Abstract

ABSTRACT This paper examines how Adriana Cavarero extends and offers an alternative to Hannah Arendt's understanding of speech and its relationship to politics and violence through a re-reading of Herman Melville’s, Billy Budd, Sailor (1891). The novella was examined by Arendt in On Revolution (1963) where she considers the apolitical character of the French Revolutionary Terror and establishes a link between violence, mimetic contagion, and the failure of articulate speech. I suggest that whereas Arendt’s reading only offers two possible responses to violence—forgiveness or punishment (perpetuating violence)—a reading of the novella inspired by Cavarero’s work shows a third alternative, the prevention of violence, while equally revealing the blind spot of Arendt’s argument.
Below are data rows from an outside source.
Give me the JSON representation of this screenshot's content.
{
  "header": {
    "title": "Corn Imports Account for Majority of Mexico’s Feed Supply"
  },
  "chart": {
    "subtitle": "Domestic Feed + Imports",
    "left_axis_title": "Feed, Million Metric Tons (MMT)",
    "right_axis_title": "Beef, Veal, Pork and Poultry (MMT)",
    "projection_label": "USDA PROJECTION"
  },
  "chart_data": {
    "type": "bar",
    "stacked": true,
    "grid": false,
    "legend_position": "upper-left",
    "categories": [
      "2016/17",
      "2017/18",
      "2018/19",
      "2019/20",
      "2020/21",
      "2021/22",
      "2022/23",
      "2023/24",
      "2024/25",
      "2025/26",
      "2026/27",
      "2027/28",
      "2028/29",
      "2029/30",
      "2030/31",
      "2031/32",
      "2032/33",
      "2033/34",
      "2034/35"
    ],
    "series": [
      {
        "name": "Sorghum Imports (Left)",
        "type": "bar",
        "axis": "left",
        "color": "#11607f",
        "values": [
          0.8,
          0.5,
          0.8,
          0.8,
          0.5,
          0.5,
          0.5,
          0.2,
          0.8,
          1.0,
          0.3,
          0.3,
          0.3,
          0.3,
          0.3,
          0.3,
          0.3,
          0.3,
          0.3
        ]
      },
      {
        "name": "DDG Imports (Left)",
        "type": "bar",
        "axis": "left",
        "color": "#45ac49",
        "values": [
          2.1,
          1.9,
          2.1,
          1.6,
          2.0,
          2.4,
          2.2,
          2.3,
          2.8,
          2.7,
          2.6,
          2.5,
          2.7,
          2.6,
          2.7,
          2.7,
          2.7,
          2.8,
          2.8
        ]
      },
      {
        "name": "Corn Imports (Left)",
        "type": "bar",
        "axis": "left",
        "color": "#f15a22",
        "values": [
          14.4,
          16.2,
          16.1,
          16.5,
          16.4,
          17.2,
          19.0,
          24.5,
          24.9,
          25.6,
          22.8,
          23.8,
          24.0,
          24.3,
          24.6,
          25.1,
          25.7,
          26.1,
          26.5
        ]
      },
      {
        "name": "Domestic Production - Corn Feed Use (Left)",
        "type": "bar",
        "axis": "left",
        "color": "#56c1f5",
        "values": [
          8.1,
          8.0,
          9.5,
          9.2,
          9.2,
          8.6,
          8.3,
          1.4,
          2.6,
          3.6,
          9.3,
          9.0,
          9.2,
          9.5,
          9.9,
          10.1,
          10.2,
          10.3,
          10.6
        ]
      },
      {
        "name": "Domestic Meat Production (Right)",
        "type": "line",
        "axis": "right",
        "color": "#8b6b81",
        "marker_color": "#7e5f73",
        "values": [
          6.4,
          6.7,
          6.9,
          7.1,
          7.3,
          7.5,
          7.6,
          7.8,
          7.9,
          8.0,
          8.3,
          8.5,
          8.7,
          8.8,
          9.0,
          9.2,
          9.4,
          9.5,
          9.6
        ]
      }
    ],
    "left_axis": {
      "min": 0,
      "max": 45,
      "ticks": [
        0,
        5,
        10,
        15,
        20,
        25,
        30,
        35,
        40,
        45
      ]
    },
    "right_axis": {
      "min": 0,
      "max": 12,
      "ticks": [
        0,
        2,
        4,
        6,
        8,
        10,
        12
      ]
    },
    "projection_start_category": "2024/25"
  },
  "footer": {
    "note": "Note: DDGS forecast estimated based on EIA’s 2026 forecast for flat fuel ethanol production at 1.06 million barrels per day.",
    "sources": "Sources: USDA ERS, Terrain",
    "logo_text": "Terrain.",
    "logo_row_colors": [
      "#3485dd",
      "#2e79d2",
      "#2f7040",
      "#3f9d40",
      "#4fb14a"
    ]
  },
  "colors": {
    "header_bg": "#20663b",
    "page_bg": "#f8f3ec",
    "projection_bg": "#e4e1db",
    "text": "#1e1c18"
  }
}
The blind spot is Arendt's privileging of articulate speech and her failure to consider the embodied character of human expression. Cavarero’s ethics of inclination, however, allows for a response to, and responsibility for, the uniqueness of the human voice, and for the intention to convey meaning. To mediate between Arendt and Cavarero, the paper also reconsiders Nidesh Lawtoo’s understanding of mimesis, evokes Eve Sedgwick’s paradigm-setting queer reading of Billy Budd, and engages with Walter Benjamin’s and Giorgio Agamben’s contrary takes on the relationship between violence and language.